カルチャーを創ることこそが、真のブランディング

笹塚ボウルは、自社の提供価値やビジョンを見直すことで、地域の人々から愛されるブランドへと成長しました。その裏には、「ボウリング場というものに囚われ過ぎず、リアルコミュニケーションの場に徹する」ことが、経営者並びに従業員の中にマインドとして根付いていたからだと感じます。
これは、ボウリング市場だけでなく、印刷業や旅行代理店、映画レンタル業などといった衰退市場とされる業界でも、特に意識すべき取り組みです。

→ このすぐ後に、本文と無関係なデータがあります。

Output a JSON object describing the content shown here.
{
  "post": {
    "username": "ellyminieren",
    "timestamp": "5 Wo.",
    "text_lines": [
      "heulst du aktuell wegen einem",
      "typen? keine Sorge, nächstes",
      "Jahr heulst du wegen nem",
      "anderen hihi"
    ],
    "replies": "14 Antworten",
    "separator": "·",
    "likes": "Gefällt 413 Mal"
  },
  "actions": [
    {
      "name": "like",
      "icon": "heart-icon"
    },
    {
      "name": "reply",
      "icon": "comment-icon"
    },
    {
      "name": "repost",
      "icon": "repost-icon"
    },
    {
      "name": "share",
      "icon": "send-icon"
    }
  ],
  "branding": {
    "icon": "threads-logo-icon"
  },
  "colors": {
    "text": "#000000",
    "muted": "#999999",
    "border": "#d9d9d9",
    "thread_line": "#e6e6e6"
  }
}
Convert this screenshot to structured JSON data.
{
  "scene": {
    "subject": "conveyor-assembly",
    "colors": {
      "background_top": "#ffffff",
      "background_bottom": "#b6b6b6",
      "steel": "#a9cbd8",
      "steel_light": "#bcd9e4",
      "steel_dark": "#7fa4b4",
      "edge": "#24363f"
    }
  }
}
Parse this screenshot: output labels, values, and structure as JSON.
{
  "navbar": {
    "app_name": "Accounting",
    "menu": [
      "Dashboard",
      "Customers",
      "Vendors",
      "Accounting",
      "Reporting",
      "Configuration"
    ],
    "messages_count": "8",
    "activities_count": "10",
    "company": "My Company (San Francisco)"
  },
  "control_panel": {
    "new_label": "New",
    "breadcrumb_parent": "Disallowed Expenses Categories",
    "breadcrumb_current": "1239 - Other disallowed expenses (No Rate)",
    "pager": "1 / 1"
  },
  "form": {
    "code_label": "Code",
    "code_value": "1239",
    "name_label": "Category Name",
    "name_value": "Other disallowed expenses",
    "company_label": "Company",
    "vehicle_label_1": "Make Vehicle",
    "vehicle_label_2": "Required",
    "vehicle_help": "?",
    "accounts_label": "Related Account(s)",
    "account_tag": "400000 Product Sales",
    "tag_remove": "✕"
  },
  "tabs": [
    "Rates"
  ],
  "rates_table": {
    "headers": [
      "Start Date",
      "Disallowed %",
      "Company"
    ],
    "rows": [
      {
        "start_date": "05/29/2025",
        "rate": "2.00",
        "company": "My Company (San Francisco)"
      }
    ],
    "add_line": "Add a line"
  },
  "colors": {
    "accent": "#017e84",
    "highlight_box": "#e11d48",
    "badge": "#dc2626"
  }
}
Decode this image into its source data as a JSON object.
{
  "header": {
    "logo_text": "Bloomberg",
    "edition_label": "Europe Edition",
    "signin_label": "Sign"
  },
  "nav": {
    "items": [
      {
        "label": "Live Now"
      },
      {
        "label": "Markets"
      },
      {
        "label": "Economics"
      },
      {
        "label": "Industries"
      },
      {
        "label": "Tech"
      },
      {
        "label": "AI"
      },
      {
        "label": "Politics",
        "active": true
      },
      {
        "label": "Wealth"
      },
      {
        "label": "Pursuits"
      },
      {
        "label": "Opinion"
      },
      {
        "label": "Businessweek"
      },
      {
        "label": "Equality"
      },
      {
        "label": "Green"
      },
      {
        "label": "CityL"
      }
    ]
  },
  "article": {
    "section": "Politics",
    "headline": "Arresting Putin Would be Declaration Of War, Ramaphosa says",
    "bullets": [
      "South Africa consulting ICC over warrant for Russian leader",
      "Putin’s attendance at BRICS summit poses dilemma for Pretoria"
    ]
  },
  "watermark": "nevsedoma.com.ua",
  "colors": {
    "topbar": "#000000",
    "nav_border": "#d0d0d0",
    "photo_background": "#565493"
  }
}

衰退しつつある市場で競争力を維持するためには、過去の成功に固執せず、柔軟に変化に対応し、新たな価値を提供することが不可欠です。その過程で、企業は自身の理念やミッションを見直し、消費者ニーズに合ったサービスやプロダクトを生み出すことが求められます。

笹塚ボウルから学んだこと、それはブームの加熱と同時に成長したビジネスは、ブームが去ると同時に衰退をたどるということです。ブームに乗るのではなく、ブームとうまく共存し、その先のカルチャーを創ることを前提においたビジネスモデルを構築することが、これから益々重要になってきます。そしてそのためには、自社のブランド価値(提供価値)を明確にしていることが大切であり、これこそが「ブランディング」なのです。